Chair of Financial Management
Prof. Dr. Vitor Azevedo
The thesis from Georg Sebastian Kaiser, co-supervised by Prof. Vitor Azevedo and Prof. Sebastian Müller was awarded as the second place at the European Finance Forum (more information in the link here).
The thesis entitled Leveraging International Stock Market Anomalies with Machine Learning examines the out-of-sample performance of 240 stock market anomalies enhanced by 49 machine learning algorithms and over 260 individually trained models across an international data sample of nearly 1.9 billion stock-month-anomaly observations from 1980 to 2019. The author finds significant monthly returns of around 1.8-2.2\%, while more than 85\% of the tested models show superiority over the linearly composed baseline factor benchmark.

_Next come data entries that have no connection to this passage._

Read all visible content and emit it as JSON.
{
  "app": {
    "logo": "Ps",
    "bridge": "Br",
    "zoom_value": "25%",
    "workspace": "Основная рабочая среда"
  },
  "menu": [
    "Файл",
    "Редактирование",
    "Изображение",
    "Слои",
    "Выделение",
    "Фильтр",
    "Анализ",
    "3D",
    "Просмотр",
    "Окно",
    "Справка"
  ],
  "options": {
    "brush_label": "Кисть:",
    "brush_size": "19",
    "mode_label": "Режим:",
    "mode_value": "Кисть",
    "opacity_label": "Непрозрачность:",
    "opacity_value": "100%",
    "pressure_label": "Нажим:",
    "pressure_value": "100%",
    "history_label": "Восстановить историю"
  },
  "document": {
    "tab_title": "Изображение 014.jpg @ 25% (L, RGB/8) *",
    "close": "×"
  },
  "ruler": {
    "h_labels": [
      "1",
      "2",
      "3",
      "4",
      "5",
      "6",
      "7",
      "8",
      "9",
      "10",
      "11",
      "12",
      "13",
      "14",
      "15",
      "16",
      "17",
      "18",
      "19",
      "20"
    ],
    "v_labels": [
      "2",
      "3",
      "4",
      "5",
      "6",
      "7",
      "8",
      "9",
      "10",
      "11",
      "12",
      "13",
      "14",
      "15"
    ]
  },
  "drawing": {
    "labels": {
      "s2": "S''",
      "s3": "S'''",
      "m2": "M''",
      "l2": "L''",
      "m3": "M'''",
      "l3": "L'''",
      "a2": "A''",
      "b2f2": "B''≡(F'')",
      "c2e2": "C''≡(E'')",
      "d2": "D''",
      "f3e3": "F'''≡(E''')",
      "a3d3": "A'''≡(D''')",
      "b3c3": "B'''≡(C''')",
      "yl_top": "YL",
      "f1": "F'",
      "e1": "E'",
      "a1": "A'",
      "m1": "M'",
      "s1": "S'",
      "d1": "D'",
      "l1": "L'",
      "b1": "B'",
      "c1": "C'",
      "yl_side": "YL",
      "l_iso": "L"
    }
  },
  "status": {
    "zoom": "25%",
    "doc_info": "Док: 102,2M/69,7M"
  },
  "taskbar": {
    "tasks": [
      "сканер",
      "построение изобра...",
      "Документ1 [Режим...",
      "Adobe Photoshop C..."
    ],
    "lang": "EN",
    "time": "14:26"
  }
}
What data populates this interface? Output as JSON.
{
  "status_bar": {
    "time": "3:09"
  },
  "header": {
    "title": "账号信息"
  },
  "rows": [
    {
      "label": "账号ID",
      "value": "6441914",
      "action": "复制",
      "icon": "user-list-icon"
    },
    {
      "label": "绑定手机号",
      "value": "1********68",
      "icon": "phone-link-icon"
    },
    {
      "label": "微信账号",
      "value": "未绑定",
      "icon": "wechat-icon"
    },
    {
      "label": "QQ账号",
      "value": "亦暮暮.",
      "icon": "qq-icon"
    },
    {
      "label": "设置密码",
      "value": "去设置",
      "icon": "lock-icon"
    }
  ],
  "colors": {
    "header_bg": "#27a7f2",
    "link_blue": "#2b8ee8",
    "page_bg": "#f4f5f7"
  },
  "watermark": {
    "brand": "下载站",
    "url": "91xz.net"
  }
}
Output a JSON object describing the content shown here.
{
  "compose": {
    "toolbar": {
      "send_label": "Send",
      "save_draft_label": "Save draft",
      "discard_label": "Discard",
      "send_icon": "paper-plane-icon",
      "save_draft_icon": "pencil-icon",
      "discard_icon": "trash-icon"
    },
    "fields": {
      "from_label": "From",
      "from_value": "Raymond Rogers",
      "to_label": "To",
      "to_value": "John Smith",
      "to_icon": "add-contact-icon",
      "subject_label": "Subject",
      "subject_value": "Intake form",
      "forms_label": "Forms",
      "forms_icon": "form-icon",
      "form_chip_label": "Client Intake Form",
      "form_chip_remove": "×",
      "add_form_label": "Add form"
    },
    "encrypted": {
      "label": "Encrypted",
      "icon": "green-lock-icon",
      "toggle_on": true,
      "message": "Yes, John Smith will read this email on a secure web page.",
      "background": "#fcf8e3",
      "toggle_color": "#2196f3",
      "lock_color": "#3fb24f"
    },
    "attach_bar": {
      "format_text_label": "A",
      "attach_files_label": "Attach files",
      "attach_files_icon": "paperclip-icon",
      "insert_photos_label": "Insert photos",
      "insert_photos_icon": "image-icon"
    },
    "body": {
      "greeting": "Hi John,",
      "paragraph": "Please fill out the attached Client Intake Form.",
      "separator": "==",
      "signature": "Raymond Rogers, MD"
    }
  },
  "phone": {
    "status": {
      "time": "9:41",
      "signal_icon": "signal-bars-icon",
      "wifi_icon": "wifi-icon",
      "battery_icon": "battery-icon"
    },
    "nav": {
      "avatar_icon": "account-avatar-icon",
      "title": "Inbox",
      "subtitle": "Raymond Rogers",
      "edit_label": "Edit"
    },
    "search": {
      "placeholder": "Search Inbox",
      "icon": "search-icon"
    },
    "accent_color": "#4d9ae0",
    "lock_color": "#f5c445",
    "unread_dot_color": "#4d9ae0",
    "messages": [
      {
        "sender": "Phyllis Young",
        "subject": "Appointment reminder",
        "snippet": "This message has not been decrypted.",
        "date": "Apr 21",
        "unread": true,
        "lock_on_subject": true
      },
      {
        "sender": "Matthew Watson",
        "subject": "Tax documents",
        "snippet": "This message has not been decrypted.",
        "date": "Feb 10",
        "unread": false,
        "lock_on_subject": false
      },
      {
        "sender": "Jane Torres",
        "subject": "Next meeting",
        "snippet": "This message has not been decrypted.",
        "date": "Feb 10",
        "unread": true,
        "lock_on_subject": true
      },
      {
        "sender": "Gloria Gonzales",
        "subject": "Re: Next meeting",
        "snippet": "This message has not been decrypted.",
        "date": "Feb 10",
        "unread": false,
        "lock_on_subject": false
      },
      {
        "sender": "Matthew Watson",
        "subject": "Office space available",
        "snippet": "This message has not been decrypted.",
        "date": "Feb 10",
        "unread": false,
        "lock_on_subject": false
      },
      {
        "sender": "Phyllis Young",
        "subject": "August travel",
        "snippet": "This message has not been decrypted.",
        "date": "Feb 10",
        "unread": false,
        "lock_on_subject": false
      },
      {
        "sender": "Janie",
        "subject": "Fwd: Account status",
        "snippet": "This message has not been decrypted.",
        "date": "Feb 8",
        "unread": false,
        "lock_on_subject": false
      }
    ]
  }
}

Apart from a reliable post-publication decline exclusively in the United States, the results are risk-adjusted by allowing for transaction costs up to 300 basis points and avoiding any forward-looking bias with composite predictors based on the tested machine learning approaches. The results of our non-linear models are significant across several classical asset pricing models and uncover market inefficiencies that challenge current international asset pricing theories.
Previously, the thesis from Martin Lehrhuber, also supervised by Prof. Vitor Azevedo was awarded as the best thesis by the Acatis Value Preis 2021.